Then another short day, 45 kms, getting to the city of Satna - transport hub of north-eastern Madhya Pradesh. But despite this easiness I felt so lethargic I had to indulge in another rest day... which ended up being another geohash day. For those who have been reading these blogs for the last 11 months and still don't know what I'm talking about here, geohashing is the act of reaching a coordinate within a graticule (a degree of latitude by a degree of longitude) which has been randomly generated for each day using the Dow Jones Stock Index opening price.
Why? Well I've never understood people who say they just want to make life easy. Life already is easy! Financially unstressed educated white guys like me have nothing on the real people of the world. So, rather than devote my life to selfless acts of charity (which would be the sensible thing to do) I make my life more difficult and interesting by attempting to reach meaningless locations randomly scattered on the Earth's surface. This particular geohash involved a lot of mud, but ended in butterscotch icecream.
Leaving Satna I experienced the payoff from the 'rest day' - riding twice as far as intended and finally putting me beyond the reach of the horrifyingly bad tasting water of northern MP, so disgusting it seems to violate our current understanding of the universe. It's almost as bad as Adelaide water. I could now escape my diabolical choice between dehydration and regurgitation.

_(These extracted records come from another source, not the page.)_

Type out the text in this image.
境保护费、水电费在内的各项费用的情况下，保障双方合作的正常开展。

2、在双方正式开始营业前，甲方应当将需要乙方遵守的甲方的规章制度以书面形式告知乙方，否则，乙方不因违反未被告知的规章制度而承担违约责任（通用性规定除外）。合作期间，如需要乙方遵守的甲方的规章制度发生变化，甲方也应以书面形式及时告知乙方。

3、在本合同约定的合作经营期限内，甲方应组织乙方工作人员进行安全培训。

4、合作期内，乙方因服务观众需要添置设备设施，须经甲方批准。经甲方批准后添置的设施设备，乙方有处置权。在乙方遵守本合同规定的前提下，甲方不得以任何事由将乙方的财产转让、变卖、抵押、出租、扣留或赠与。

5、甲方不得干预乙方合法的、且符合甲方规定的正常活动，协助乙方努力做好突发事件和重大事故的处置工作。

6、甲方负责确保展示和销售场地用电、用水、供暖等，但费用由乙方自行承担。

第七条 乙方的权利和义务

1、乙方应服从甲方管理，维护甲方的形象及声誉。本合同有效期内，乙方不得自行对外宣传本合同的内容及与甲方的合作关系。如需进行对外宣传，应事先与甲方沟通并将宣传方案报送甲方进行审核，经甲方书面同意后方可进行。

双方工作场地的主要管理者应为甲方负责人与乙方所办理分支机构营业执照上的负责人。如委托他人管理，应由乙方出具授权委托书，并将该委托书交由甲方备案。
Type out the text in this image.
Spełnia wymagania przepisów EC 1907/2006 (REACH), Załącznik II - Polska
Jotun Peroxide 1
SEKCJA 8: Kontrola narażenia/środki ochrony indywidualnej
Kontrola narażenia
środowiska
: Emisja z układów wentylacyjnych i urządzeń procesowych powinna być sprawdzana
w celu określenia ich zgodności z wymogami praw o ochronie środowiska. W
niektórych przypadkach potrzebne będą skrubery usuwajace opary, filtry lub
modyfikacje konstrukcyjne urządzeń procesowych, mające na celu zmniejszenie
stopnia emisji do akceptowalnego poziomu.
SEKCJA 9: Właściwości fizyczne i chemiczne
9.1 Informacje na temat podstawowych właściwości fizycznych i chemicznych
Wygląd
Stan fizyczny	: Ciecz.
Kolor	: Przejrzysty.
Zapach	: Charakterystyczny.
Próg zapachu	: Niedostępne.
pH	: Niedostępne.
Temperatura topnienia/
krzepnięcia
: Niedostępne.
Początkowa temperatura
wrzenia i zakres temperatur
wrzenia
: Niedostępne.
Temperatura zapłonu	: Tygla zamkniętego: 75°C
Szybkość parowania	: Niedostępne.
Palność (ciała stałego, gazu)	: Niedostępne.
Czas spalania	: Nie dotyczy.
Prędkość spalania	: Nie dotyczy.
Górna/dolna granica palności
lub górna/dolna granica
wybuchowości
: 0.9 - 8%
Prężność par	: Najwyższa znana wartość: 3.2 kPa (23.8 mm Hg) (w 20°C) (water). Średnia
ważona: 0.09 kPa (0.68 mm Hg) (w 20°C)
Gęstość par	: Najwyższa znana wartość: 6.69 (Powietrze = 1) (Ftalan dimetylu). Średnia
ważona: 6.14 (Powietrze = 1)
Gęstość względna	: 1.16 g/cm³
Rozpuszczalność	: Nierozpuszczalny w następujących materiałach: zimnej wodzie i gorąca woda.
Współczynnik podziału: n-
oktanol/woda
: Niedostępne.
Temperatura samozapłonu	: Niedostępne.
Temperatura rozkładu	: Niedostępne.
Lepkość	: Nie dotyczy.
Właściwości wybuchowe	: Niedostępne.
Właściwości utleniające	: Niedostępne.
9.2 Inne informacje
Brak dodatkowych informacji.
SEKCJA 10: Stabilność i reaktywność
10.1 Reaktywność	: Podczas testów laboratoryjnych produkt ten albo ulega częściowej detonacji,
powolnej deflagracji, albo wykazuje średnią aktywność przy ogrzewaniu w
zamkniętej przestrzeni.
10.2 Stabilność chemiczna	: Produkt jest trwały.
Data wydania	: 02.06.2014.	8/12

The 150 km ride to Khajuraho was one of the most spectacular of my trip so far. The gentle undulations beneath overhanging tree branches punctuated by small villages clustered around intersections and river crossings gave way to brief barren badlands and then, suddenly, a wet rainforest replete with rushing waterfalls and deadly tigers. Enjoying a drenched glide downhill I emerged into the surrounds of tenth century erotic carvings and another confrontation with tourist culture.